Im Gegensatz dazu zeigt die Bevölkerung in den Vororten Pekings in den letzten Jahren einen starken Anstieg und wird immer jünger.
Shunyi ist einer dieser auffälligen Orte. Als der nördlichste Vorort, der am nächsten an der Stadt liegt, hat er einen Großteil der Migranten aus Chaoyang aufgenommen. Seit 2015, als in allen städtischen Verwaltungsbezirken die Bevölkerungszahlen zurückgingen, hat die ständige Einwohnerzahl hier um fast 300.000 zugenommen.
In der Vergangenheit war dieser Ort außer für die einheimischen Einwohner und die Mitarbeiter in der Luftfahrtindustrie auch ein bekannter Wohnort für wohlhabende Familien. Die repräsentative Gruppe sind die „Mütter von Shunyi“, die in der Internetgemeinde eine hohe Wiedererkennung hatten. Diese Bevölkerungsgruppe wohnt hauptsächlich im Zentralen Villenviertel entlang des Wenyu-Flusses.

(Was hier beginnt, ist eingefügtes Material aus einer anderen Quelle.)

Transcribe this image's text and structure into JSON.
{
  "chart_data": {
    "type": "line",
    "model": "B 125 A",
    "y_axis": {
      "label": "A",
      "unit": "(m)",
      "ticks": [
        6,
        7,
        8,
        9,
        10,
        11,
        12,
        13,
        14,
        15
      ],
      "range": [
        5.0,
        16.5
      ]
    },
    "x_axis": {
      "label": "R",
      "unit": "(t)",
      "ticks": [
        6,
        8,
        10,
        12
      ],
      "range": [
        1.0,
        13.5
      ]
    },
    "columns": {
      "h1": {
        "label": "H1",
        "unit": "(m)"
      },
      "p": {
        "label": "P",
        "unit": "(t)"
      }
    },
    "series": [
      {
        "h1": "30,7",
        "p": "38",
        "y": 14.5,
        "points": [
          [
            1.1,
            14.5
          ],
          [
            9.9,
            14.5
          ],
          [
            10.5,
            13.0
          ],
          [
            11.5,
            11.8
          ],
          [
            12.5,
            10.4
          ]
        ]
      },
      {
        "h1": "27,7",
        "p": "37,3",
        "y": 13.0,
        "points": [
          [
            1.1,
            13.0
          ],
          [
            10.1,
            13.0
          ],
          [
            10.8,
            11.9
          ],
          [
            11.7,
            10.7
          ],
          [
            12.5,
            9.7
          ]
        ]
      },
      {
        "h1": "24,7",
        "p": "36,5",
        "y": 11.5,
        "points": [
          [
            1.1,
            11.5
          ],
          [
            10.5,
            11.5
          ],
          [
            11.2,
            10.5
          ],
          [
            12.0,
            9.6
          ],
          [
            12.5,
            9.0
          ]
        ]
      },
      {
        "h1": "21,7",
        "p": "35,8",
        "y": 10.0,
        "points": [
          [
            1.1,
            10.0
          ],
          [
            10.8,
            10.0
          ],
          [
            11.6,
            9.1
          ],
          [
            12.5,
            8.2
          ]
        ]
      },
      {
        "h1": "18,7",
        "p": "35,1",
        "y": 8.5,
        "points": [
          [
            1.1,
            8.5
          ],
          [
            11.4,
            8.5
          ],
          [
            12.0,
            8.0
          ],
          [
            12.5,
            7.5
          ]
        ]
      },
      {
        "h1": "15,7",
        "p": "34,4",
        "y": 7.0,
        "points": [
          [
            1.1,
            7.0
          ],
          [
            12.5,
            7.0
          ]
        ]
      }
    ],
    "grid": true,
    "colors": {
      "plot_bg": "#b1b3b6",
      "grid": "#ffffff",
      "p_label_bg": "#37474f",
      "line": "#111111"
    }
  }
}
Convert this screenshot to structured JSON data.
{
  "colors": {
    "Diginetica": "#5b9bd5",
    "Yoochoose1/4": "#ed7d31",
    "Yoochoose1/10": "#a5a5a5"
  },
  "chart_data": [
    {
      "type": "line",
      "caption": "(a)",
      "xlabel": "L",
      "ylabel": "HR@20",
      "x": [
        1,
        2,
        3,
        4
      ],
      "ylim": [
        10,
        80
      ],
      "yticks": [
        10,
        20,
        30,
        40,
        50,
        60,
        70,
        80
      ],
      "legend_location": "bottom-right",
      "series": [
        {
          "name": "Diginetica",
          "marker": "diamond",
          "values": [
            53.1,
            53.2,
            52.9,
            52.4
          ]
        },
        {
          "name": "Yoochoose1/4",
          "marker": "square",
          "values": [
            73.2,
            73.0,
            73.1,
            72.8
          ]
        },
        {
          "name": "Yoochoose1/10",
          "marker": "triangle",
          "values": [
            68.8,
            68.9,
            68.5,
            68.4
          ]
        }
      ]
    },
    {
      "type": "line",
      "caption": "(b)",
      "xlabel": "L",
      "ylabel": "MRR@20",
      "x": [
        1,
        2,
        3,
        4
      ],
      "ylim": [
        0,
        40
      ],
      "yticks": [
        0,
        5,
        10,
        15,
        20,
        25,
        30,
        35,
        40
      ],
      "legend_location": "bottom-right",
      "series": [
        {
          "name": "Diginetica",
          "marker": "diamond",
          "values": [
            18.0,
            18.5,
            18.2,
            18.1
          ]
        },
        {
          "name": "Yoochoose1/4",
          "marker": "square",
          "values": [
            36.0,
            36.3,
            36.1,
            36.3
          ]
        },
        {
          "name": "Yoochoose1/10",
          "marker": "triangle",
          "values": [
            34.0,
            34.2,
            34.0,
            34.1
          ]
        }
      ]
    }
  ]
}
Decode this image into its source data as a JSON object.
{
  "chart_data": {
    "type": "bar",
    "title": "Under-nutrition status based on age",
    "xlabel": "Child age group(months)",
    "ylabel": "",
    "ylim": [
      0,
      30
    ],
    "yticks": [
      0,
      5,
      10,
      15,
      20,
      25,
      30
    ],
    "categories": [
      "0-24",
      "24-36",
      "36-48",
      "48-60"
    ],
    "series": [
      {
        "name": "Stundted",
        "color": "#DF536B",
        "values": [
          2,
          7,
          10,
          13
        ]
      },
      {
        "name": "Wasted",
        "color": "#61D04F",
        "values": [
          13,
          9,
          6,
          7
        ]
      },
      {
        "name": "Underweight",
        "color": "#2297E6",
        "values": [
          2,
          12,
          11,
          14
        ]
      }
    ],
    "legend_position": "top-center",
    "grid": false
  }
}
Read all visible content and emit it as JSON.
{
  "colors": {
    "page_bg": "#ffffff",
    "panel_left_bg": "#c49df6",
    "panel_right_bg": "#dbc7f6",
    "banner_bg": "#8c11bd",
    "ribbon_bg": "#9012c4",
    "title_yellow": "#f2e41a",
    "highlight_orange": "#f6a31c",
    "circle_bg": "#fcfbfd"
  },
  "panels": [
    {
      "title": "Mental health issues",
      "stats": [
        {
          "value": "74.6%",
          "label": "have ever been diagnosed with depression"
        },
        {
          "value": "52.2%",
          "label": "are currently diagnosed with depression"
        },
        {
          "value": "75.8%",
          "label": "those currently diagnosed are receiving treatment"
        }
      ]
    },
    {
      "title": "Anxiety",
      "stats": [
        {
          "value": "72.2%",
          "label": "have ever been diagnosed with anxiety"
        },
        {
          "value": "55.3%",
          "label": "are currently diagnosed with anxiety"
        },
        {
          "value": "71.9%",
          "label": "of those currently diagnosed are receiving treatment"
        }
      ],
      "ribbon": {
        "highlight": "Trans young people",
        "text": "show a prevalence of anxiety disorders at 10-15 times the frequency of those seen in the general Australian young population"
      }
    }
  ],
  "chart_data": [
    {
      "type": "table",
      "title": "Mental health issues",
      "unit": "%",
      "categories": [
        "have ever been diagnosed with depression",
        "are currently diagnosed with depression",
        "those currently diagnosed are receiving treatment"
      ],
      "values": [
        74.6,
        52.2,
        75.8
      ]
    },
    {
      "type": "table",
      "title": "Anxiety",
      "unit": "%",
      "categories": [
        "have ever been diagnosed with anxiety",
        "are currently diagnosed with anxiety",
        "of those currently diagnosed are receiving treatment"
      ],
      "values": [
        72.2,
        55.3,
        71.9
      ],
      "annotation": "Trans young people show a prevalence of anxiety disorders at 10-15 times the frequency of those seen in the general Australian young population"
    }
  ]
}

Um 2021 herum zogen junge Migrantenarbeitnehmer, die in der Stadt ums Überleben kämpften, um eine höhere Lebensqualität zu erreichen, in großer Zahl nach Shunyi. Die Bevölkerungsstatistikdaten von Peking zeigen, dass die Bevölkerung im Alter von 20 bis 44 Jahren in Shunyi von 186.000 auf etwa 198.000 Menschen zugenommen hat, während in der gleichen Zeitspanne die Bevölkerung derselben Altersgruppe in Chaoyang von 862.000 auf 810.000 Menschen zurückgegangen ist.
Immer mehr Migrantenarbeitnehmer in Wangjing wählen Shunyi. Die U-Bahnlinie 15 fährt von Houshayu direkt nach Wangjing und benötigt nur 26 Minuten. Mit einem Mietbudget von 5000 Yuan kann man in Wangjing nur eine alte, kleine Wohnung ohne Aufzug mieten, während man in Houshayu eine fast zweizimmerige Neubauwohnung bekommen kann. Die Houshayu-Region ist aufgrund ihrer kompletten infrastruktur und Lebenskomfort zur ersten Wahl für viele Mittelklassefamilien, die ein qualitativ hochwertiges Leben suchen.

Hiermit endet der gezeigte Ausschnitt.